Terminus, Tom 20, zeszyt 3 (48) 2018, 2018, s. 383 - 401

https://doi.org/10.4467/20843844TE.18.018.10087

Jan Januszowski’s Letters to Marcin Kromer and Tomasz Płaza on Printing Missale Varmiense (1587) in the Lazarus Printing House

Officina Lazari was one of the most prominent printing houses in the 16th-century Cracow. In 1587, it pressed Missale Varmiense, the only post-Tridentine missal produced in early modern Poland-Lithuania. Missale was commissioned by the bishop of Warmia, Marcin Kromer, who was persuaded to work with the Cracow printer after a recommendation from Tomasz Płaza, his long-time assistant. The history of this publishing venture—a multifaceted, dynamic process, spread over a period of about five years—can be reconstructed thanks to surviving archival documents, inter alia letters that Januszowski-the printer sent to bishop Kromer and his factotum Płaza.
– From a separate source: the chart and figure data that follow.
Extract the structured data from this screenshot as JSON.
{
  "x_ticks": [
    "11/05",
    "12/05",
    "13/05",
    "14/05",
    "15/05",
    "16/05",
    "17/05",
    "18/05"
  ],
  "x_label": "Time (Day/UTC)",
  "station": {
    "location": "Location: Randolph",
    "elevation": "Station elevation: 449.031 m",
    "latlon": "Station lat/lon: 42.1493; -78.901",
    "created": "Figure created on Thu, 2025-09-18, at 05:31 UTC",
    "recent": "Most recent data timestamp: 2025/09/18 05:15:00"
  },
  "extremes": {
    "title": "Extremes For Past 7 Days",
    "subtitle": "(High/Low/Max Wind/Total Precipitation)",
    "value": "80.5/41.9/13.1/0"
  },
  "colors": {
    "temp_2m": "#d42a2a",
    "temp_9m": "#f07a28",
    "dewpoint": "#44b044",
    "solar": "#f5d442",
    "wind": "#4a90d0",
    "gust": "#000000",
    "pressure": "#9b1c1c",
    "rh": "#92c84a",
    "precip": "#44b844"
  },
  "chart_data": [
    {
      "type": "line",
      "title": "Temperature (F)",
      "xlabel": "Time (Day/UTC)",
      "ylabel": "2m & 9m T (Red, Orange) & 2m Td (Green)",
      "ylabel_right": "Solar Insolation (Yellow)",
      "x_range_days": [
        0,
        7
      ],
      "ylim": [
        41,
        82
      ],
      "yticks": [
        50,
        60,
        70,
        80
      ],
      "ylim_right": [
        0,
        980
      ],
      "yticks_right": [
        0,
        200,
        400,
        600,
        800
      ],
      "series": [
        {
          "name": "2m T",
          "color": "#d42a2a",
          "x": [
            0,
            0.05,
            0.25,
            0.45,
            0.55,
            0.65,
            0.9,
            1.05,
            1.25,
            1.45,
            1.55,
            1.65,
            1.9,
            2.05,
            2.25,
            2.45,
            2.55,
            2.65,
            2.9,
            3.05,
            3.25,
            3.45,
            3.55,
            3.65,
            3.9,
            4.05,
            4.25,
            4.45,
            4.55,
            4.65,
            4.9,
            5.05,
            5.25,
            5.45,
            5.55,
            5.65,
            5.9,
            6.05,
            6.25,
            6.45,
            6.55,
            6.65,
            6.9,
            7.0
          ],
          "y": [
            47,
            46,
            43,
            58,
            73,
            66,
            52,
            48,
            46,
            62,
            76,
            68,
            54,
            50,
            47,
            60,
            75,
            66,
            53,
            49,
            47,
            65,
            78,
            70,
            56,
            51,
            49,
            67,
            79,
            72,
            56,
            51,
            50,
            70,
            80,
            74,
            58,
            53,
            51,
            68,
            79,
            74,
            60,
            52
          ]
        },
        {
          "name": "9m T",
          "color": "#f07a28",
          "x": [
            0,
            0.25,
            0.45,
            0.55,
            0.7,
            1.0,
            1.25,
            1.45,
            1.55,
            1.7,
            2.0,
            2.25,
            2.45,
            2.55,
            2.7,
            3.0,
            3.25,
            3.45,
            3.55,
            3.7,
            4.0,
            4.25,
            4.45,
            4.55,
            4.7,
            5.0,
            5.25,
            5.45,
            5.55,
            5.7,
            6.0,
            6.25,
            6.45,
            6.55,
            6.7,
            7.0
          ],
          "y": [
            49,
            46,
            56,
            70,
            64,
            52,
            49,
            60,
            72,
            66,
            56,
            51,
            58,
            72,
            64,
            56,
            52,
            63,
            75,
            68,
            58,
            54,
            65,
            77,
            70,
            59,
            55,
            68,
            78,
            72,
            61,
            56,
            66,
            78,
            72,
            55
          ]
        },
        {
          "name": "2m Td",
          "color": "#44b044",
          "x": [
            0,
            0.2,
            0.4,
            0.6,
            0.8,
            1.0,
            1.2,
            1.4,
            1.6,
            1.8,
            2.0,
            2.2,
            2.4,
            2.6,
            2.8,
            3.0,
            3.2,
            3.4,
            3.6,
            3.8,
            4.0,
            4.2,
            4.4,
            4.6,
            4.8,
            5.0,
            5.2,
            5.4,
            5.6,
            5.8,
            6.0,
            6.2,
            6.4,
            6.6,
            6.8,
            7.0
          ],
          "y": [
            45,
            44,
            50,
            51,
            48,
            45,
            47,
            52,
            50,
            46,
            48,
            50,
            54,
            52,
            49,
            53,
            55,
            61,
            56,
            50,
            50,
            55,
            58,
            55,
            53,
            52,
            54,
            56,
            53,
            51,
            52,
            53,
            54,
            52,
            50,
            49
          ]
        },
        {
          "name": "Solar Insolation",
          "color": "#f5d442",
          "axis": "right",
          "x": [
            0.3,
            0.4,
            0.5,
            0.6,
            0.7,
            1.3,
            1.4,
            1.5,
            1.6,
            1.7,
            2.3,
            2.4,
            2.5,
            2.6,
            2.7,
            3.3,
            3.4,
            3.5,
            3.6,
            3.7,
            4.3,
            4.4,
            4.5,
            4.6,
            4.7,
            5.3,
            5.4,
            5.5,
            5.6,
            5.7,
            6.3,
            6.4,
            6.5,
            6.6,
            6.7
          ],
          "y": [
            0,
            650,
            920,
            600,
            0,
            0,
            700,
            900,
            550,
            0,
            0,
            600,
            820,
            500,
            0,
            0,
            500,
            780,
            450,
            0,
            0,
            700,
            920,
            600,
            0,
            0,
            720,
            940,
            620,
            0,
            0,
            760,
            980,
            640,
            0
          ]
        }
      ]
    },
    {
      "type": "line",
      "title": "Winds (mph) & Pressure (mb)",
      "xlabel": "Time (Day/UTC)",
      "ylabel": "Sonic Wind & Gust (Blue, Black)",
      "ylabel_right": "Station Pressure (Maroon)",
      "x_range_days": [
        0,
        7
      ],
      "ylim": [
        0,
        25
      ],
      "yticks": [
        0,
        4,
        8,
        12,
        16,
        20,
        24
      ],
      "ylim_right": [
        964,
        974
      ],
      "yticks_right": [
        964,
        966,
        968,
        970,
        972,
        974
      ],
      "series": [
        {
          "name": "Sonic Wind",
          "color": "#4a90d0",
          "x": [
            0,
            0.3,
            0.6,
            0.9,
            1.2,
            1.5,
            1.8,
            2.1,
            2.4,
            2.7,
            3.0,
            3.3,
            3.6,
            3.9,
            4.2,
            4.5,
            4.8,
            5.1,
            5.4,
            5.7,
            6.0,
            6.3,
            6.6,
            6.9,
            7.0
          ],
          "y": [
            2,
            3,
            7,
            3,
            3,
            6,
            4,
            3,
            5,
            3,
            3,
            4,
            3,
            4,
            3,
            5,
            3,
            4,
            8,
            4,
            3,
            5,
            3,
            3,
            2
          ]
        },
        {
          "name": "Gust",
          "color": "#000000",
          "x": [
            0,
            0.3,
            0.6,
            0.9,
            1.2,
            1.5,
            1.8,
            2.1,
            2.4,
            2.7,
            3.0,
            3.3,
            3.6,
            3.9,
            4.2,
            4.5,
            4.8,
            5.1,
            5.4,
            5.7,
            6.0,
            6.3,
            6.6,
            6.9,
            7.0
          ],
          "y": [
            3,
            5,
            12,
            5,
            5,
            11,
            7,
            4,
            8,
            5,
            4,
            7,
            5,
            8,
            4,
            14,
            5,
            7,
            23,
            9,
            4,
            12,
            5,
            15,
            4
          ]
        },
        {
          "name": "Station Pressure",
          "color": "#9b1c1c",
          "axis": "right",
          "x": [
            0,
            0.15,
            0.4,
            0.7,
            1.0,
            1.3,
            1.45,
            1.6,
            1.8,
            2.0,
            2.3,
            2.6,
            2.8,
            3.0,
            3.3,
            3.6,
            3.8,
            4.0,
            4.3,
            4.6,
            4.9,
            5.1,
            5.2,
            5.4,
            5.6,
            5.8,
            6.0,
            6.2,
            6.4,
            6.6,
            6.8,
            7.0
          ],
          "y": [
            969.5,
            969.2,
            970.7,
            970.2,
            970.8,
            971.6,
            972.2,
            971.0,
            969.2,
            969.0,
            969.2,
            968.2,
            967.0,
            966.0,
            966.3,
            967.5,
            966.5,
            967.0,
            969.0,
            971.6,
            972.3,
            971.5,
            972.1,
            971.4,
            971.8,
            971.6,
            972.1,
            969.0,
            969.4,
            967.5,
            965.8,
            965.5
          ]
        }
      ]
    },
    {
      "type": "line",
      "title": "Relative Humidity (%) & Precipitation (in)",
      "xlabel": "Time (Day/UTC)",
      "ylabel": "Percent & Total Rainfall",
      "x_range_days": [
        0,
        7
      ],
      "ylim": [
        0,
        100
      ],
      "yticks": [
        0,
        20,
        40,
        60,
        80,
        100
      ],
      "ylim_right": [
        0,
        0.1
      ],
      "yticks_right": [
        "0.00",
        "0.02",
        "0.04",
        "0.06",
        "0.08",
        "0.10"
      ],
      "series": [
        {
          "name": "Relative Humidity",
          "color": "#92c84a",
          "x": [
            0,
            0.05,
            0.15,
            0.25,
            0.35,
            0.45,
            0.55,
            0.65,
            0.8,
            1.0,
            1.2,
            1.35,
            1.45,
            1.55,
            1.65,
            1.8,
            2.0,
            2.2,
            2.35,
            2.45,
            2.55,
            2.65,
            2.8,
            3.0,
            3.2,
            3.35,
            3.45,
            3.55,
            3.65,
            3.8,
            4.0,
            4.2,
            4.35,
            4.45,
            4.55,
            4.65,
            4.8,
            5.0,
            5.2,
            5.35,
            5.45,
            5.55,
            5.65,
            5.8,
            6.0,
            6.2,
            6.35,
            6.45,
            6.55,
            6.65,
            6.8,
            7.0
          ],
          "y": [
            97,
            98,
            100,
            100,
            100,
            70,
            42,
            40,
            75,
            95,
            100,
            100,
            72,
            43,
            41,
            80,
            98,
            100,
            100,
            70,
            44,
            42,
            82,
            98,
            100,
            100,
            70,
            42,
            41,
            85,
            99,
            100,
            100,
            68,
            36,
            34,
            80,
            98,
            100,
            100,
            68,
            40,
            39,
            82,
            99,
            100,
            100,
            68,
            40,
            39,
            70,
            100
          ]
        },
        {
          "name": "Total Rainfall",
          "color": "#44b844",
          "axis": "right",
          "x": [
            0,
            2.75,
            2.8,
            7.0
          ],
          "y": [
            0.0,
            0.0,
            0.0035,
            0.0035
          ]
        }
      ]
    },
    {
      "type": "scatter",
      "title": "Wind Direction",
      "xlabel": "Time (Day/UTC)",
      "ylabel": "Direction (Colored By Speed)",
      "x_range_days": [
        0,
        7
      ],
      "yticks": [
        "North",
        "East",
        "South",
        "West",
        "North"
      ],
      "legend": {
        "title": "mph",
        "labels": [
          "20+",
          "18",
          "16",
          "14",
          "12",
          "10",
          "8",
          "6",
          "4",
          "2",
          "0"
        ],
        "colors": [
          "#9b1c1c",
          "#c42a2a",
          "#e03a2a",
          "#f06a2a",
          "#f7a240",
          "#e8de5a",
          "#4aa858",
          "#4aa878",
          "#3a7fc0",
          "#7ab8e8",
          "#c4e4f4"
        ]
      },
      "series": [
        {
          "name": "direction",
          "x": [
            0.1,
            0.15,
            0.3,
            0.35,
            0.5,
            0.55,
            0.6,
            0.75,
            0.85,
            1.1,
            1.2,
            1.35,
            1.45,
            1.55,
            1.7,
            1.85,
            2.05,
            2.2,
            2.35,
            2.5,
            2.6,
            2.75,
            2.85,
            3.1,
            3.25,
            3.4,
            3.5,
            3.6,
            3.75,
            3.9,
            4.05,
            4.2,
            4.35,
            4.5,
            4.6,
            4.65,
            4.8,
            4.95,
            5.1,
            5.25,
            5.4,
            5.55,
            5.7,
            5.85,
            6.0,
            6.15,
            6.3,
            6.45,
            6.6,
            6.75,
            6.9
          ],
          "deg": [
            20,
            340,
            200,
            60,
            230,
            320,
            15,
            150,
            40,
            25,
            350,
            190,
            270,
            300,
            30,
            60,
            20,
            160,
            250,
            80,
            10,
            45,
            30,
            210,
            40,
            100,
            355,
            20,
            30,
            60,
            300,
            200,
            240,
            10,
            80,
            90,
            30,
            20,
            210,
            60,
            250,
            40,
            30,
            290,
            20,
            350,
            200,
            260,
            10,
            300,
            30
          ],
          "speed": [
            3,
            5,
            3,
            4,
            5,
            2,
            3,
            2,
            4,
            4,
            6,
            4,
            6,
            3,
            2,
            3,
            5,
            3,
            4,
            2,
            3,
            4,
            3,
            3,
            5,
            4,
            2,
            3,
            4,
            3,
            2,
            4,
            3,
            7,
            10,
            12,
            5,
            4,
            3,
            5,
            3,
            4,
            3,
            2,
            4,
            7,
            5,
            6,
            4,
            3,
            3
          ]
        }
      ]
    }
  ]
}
Composed respectively in 1585 and 1586, these letters give detailed insight into how the production of Missale Varmiense was planned and organised, constituting the kind of evidence very rare for early printed books produced in Poland-Lithuania. The earlier letter is an official Latin supplication sent by the printer to the prelate. The other letter, addressed to the bishop’s assistant, who was also the manager of the publishing process is practically oriented and personal, written at the time when the work of Januszowski and his sponsors was put to a halt by the Cracow cathedral chapter in the spring of 1586.